では、これから起こることはどっちに近いのでしょうか。ドルインデックス主導でゴールドが上がっているところは、リーマンショックに似ていますし、利上げに加えて、BS縮小もやっているという点をみると、コロナショックに似ているといえますね。果たして、どちらに近いのでしょうか?

その前に、今(5/7現在)のゴールドと長期債TLTの動きを振り返ります。

ゴールド

11月起点でみると、ざっくり+22%の上昇となっています。2月に調整があったものの、地銀不安で3月にさらに上昇しています。

長期債TLT

長期債TLTについて、こちらも10月下旬起点でみると現在の位置は+13%となります。昨年11月こそ上昇しましたが、その後はずっとその高値を抜けられずにいます。ここまでみると、ゴールドが上回っていることがわかります。

となると、どちらかというとリーマンショックに近いような気がしています。この差はどこからきているのでしょうか。個人的な推測になりますが、その差は現在の物価や将来の期待インフレにあるのではないかと推測しています。リーマンショックは前回の記事で説明したように、暴落の数ヶ月前まで原油価格は上昇し、CPIは今回ほどではないもののかなり高い水準にありました。CPIコアも現在ほどではないものの、やや高い水準にありました。そうなると、将来の期待インフレも高くなり、長期債の金利も下がりにくくなって、長期債TLTの価格も上がりにくくなっていたのではないかと思っています。一方で、コロナショックはCPIは低い水準になっていました。国際政治の影響もありますが、そこからの下振れ懸念で長期債TLTは上がっていったことが考えられます。

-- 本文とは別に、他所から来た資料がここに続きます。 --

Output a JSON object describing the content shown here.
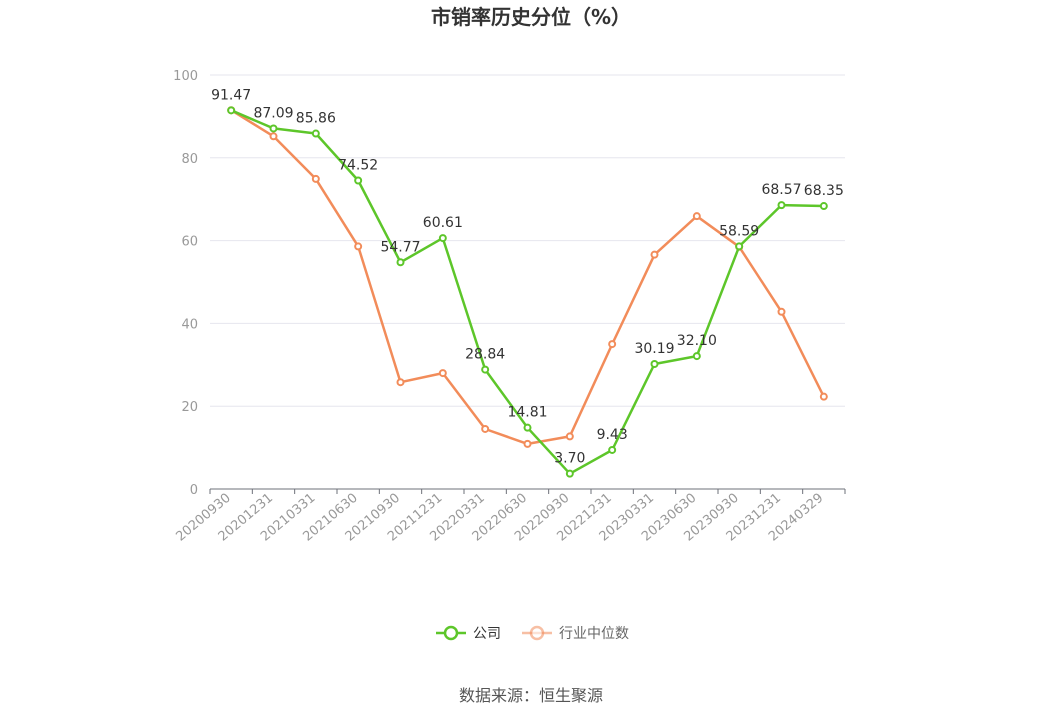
{
  "chart_data": {
    "type": "line",
    "title": "市销率历史分位（%）",
    "categories": [
      "20200930",
      "20201231",
      "20210331",
      "20210630",
      "20210930",
      "20211231",
      "20220331",
      "20220630",
      "20220930",
      "20221231",
      "20230331",
      "20230630",
      "20230930",
      "20231231",
      "20240329"
    ],
    "ylim": [
      0,
      100
    ],
    "yticks": [
      0,
      20,
      40,
      60,
      80,
      100
    ],
    "grid": true,
    "legend_position": "bottom",
    "series": [
      {
        "name": "公司",
        "color": "#5dc62a",
        "values": [
          91.47,
          87.09,
          85.86,
          74.52,
          54.77,
          60.61,
          28.84,
          14.81,
          3.7,
          9.43,
          30.19,
          32.1,
          58.59,
          68.57,
          68.35
        ],
        "labels": [
          "91.47",
          "87.09",
          "85.86",
          "74.52",
          "54.77",
          "60.61",
          "28.84",
          "14.81",
          "3.70",
          "9.43",
          "30.19",
          "32.10",
          "58.59",
          "68.57",
          "68.35"
        ]
      },
      {
        "name": "行业中位数",
        "color": "#f28c5a",
        "values": [
          91.5,
          85.2,
          74.9,
          58.6,
          25.8,
          28.0,
          14.5,
          10.9,
          12.7,
          35.0,
          56.6,
          65.9,
          58.5,
          42.8,
          22.3
        ]
      }
    ]
  },
  "source": "数据来源：恒生聚源"
}
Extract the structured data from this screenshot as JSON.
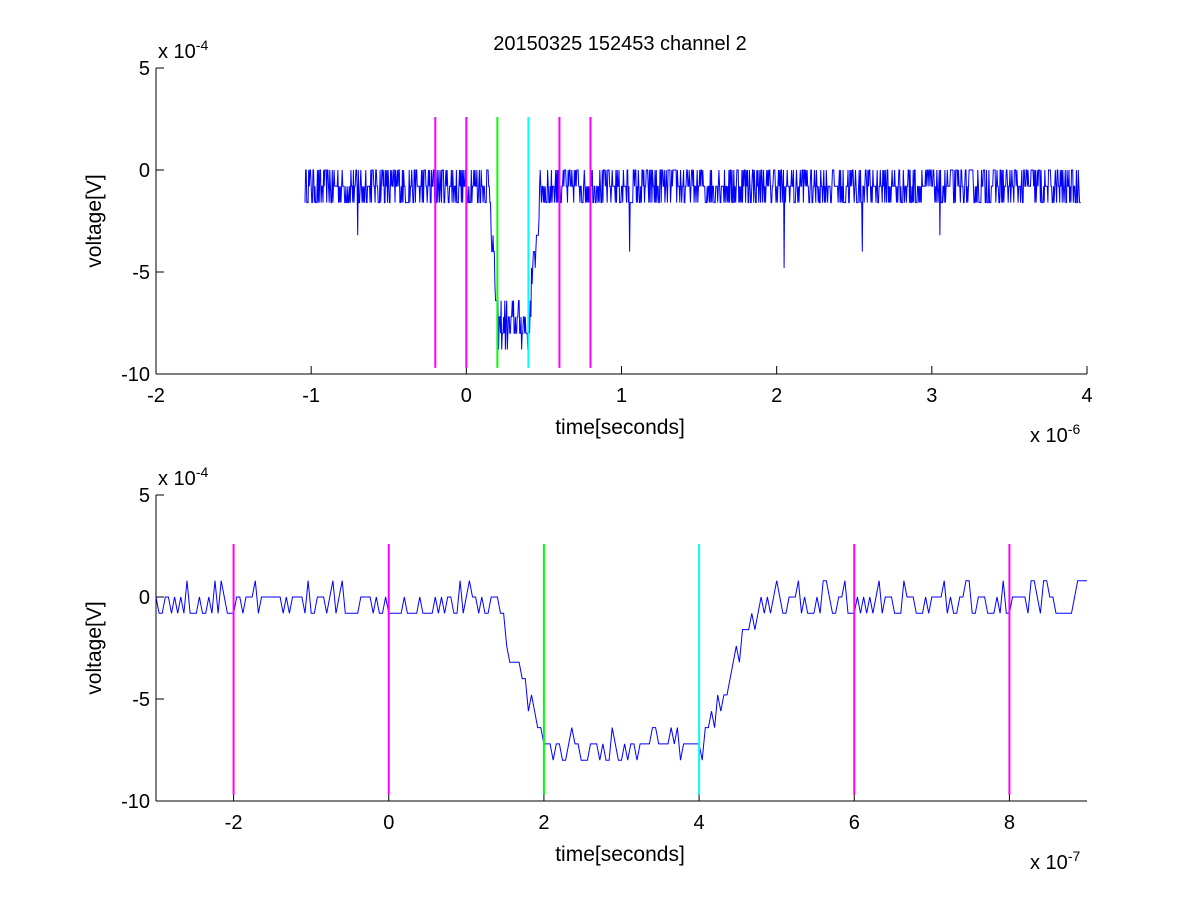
{
  "figure": {
    "title": "20150325 152453 channel 2"
  },
  "colors": {
    "signal": "#0000FF",
    "marker_magenta": "#FF00FF",
    "marker_green": "#00FF00",
    "marker_cyan": "#00FFFF",
    "axes": "#000000",
    "background": "#FFFFFF"
  },
  "chart_data": [
    {
      "type": "line",
      "xlabel": "time[seconds]",
      "ylabel": "voltage[V]",
      "x_exponent_label": "x 10",
      "x_exponent_power": "-6",
      "y_exponent_label": "x 10",
      "y_exponent_power": "-4",
      "xlim": [
        -2e-06,
        4e-06
      ],
      "ylim": [
        -0.001,
        0.0005
      ],
      "xticks": [
        -2,
        -1,
        0,
        1,
        2,
        3,
        4
      ],
      "yticks": [
        5,
        0,
        -5,
        -10
      ],
      "grid": false,
      "box": false,
      "markers": [
        {
          "x": -2e-07,
          "color": "magenta"
        },
        {
          "x": 0,
          "color": "magenta"
        },
        {
          "x": 2e-07,
          "color": "green"
        },
        {
          "x": 4e-07,
          "color": "cyan"
        },
        {
          "x": 6e-07,
          "color": "magenta"
        },
        {
          "x": 8e-07,
          "color": "magenta"
        }
      ],
      "marker_ylim": [
        -0.00097,
        0.00026
      ],
      "series": [
        {
          "values_from_trace": true,
          "trace_x_range": [
            -1.04e-06,
            3.96e-06
          ],
          "trace_step": 4e-09,
          "pulse": {
            "start": 1.5e-07,
            "fall_end": 2e-07,
            "rise_start": 4e-07,
            "end": 4.8e-07
          },
          "baseline": -8e-05,
          "level_low": -0.00076,
          "noise": 0.00011,
          "outliers": [
            {
              "x": 1.05e-06,
              "y": -0.0004
            },
            {
              "x": 2.05e-06,
              "y": -0.00048
            },
            {
              "x": 2.55e-06,
              "y": -0.0004
            },
            {
              "x": -7e-07,
              "y": -0.00032
            },
            {
              "x": 3.05e-06,
              "y": -0.00032
            }
          ]
        }
      ]
    },
    {
      "type": "line",
      "xlabel": "time[seconds]",
      "ylabel": "voltage[V]",
      "x_exponent_label": "x 10",
      "x_exponent_power": "-7",
      "y_exponent_label": "x 10",
      "y_exponent_power": "-4",
      "xlim": [
        -3e-07,
        9e-07
      ],
      "ylim": [
        -0.001,
        0.0005
      ],
      "xticks": [
        -2,
        0,
        2,
        4,
        6,
        8
      ],
      "yticks": [
        5,
        0,
        -5,
        -10
      ],
      "grid": false,
      "box": false,
      "markers": [
        {
          "x": -2e-07,
          "color": "magenta"
        },
        {
          "x": 0,
          "color": "magenta"
        },
        {
          "x": 2e-07,
          "color": "green"
        },
        {
          "x": 4e-07,
          "color": "cyan"
        },
        {
          "x": 6e-07,
          "color": "magenta"
        },
        {
          "x": 8e-07,
          "color": "magenta"
        }
      ],
      "marker_ylim": [
        -0.00097,
        0.00026
      ],
      "series": [
        {
          "values_from_trace": true,
          "trace_x_range": [
            -3e-07,
            9e-07
          ],
          "trace_step": 4e-09,
          "pulse": {
            "start": 1.4e-07,
            "fall_end": 2e-07,
            "rise_start": 4e-07,
            "end": 4.8e-07
          },
          "baseline": -2e-05,
          "level_low": -0.00074,
          "noise": 8e-05,
          "outliers": []
        }
      ]
    }
  ]
}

今回も予想されたこととはいえ、CPIの低下の鈍ってきていき、今後もCPIの高止まりの懸念が出てきています。となると、リーマンショック級の大きな衝撃が出るまでは、リーマンショックの前に近い流れとなるのではないかと思います。その場合は、長期債TLTよりもゴールドの方がアップサイドが大きいのではないかと思います。すでにこの半年ぐらいのパフォーマンスでもそれが現れています。

ゴールドはドルの価値に影響されます。ドルの価値の1つとして、実質金利があることを述べました。実質金利は債券利回りとインフレ率であり、その1つの変数であるインフレ率が高止まりするならば、ゴールドに分があると考えています。

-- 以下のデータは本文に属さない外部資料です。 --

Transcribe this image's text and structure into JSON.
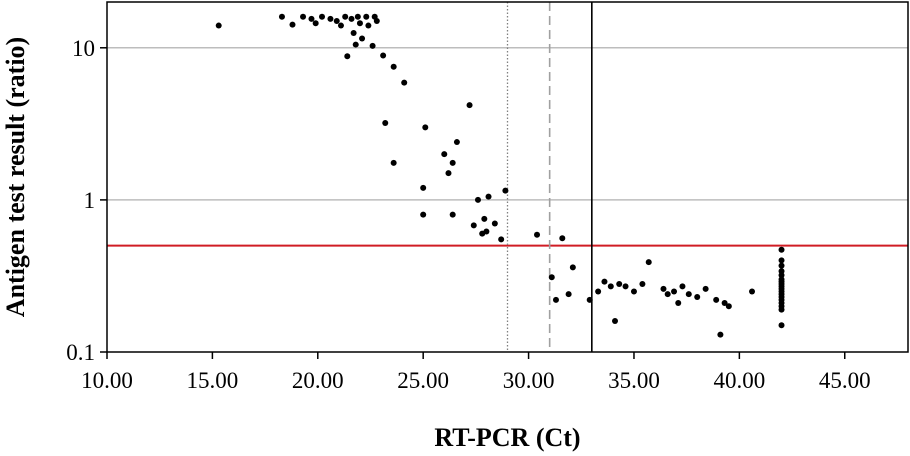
{
  "chart_data": {
    "type": "scatter",
    "xlabel": "RT-PCR (Ct)",
    "ylabel": "Antigen test result (ratio)",
    "xlim": [
      10,
      48
    ],
    "ylim": [
      0.1,
      20
    ],
    "y_scale": "log",
    "x_ticks": [
      "10.00",
      "15.00",
      "20.00",
      "25.00",
      "30.00",
      "35.00",
      "40.00",
      "45.00"
    ],
    "x_tick_values": [
      10,
      15,
      20,
      25,
      30,
      35,
      40,
      45
    ],
    "y_ticks": [
      "0.1",
      "1",
      "10"
    ],
    "y_tick_values": [
      0.1,
      1,
      10
    ],
    "horizontal_gridlines_at": [
      1,
      10
    ],
    "reference_lines": [
      {
        "orientation": "horizontal",
        "value": 0.5,
        "color": "#d01c24",
        "style": "solid"
      },
      {
        "orientation": "vertical",
        "value": 29,
        "color": "#808080",
        "style": "dotted"
      },
      {
        "orientation": "vertical",
        "value": 31,
        "color": "#a0a0a0",
        "style": "dashed"
      },
      {
        "orientation": "vertical",
        "value": 33,
        "color": "#000000",
        "style": "solid"
      }
    ],
    "points": [
      {
        "x": 15.3,
        "y": 14.0
      },
      {
        "x": 18.3,
        "y": 16.0
      },
      {
        "x": 18.8,
        "y": 14.2
      },
      {
        "x": 19.3,
        "y": 16.0
      },
      {
        "x": 19.7,
        "y": 15.5
      },
      {
        "x": 19.9,
        "y": 14.5
      },
      {
        "x": 20.2,
        "y": 16.0
      },
      {
        "x": 20.6,
        "y": 15.5
      },
      {
        "x": 20.9,
        "y": 15.0
      },
      {
        "x": 21.1,
        "y": 14.0
      },
      {
        "x": 21.3,
        "y": 16.0
      },
      {
        "x": 21.4,
        "y": 8.8
      },
      {
        "x": 21.6,
        "y": 15.5
      },
      {
        "x": 21.7,
        "y": 12.5
      },
      {
        "x": 21.8,
        "y": 10.5
      },
      {
        "x": 21.9,
        "y": 16.0
      },
      {
        "x": 22.0,
        "y": 14.5
      },
      {
        "x": 22.1,
        "y": 11.5
      },
      {
        "x": 22.3,
        "y": 16.0
      },
      {
        "x": 22.4,
        "y": 14.0
      },
      {
        "x": 22.6,
        "y": 10.3
      },
      {
        "x": 22.7,
        "y": 16.0
      },
      {
        "x": 22.8,
        "y": 15.0
      },
      {
        "x": 23.1,
        "y": 8.9
      },
      {
        "x": 23.6,
        "y": 7.5
      },
      {
        "x": 24.1,
        "y": 5.9
      },
      {
        "x": 23.2,
        "y": 3.2
      },
      {
        "x": 23.6,
        "y": 1.75
      },
      {
        "x": 25.1,
        "y": 3.0
      },
      {
        "x": 25.0,
        "y": 1.2
      },
      {
        "x": 25.0,
        "y": 0.8
      },
      {
        "x": 26.0,
        "y": 2.0
      },
      {
        "x": 26.2,
        "y": 1.5
      },
      {
        "x": 26.4,
        "y": 1.75
      },
      {
        "x": 26.6,
        "y": 2.4
      },
      {
        "x": 26.4,
        "y": 0.8
      },
      {
        "x": 27.2,
        "y": 4.2
      },
      {
        "x": 27.6,
        "y": 1.0
      },
      {
        "x": 27.4,
        "y": 0.68
      },
      {
        "x": 27.8,
        "y": 0.6
      },
      {
        "x": 27.9,
        "y": 0.75
      },
      {
        "x": 28.0,
        "y": 0.62
      },
      {
        "x": 28.1,
        "y": 1.05
      },
      {
        "x": 28.4,
        "y": 0.7
      },
      {
        "x": 28.7,
        "y": 0.55
      },
      {
        "x": 28.9,
        "y": 1.15
      },
      {
        "x": 30.4,
        "y": 0.59
      },
      {
        "x": 31.1,
        "y": 0.31
      },
      {
        "x": 31.3,
        "y": 0.22
      },
      {
        "x": 31.6,
        "y": 0.56
      },
      {
        "x": 31.9,
        "y": 0.24
      },
      {
        "x": 32.1,
        "y": 0.36
      },
      {
        "x": 32.9,
        "y": 0.22
      },
      {
        "x": 33.3,
        "y": 0.25
      },
      {
        "x": 33.6,
        "y": 0.29
      },
      {
        "x": 33.9,
        "y": 0.27
      },
      {
        "x": 34.1,
        "y": 0.16
      },
      {
        "x": 34.3,
        "y": 0.28
      },
      {
        "x": 34.6,
        "y": 0.27
      },
      {
        "x": 35.0,
        "y": 0.25
      },
      {
        "x": 35.4,
        "y": 0.28
      },
      {
        "x": 35.7,
        "y": 0.39
      },
      {
        "x": 36.4,
        "y": 0.26
      },
      {
        "x": 36.6,
        "y": 0.24
      },
      {
        "x": 36.9,
        "y": 0.25
      },
      {
        "x": 37.1,
        "y": 0.21
      },
      {
        "x": 37.3,
        "y": 0.27
      },
      {
        "x": 37.6,
        "y": 0.24
      },
      {
        "x": 38.0,
        "y": 0.23
      },
      {
        "x": 38.4,
        "y": 0.26
      },
      {
        "x": 38.9,
        "y": 0.22
      },
      {
        "x": 39.1,
        "y": 0.13
      },
      {
        "x": 39.3,
        "y": 0.21
      },
      {
        "x": 39.5,
        "y": 0.2
      },
      {
        "x": 40.6,
        "y": 0.25
      },
      {
        "x": 42.0,
        "y": 0.47
      },
      {
        "x": 42.0,
        "y": 0.4
      },
      {
        "x": 42.0,
        "y": 0.37
      },
      {
        "x": 42.0,
        "y": 0.34
      },
      {
        "x": 42.0,
        "y": 0.32
      },
      {
        "x": 42.0,
        "y": 0.3
      },
      {
        "x": 42.0,
        "y": 0.29
      },
      {
        "x": 42.0,
        "y": 0.28
      },
      {
        "x": 42.0,
        "y": 0.27
      },
      {
        "x": 42.0,
        "y": 0.26
      },
      {
        "x": 42.0,
        "y": 0.25
      },
      {
        "x": 42.0,
        "y": 0.24
      },
      {
        "x": 42.0,
        "y": 0.23
      },
      {
        "x": 42.0,
        "y": 0.22
      },
      {
        "x": 42.0,
        "y": 0.21
      },
      {
        "x": 42.0,
        "y": 0.2
      },
      {
        "x": 42.0,
        "y": 0.19
      },
      {
        "x": 42.0,
        "y": 0.15
      }
    ],
    "colors": {
      "points": "#000000",
      "grid": "#bdbdbd",
      "frame": "#000000"
    },
    "grid": "horizontal-only",
    "legend": "none"
  }
}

では、ゴールドに死角がないかというとそうでもありません。株式暴落時の対処方法はすでに述べたので気にしていません。問題は2018年7月に起こったドル高に逆流するタイミングです。このタイミングでドルインデックスが上がり、ゴールドは大きく売られています。このタイミングの判断が難しいですが、ドル高に大きく動くイベントに注視するぐらいしかないように思います。この注意点をよく頭に入れて、ゴールドへの投資を検討したいと思っています。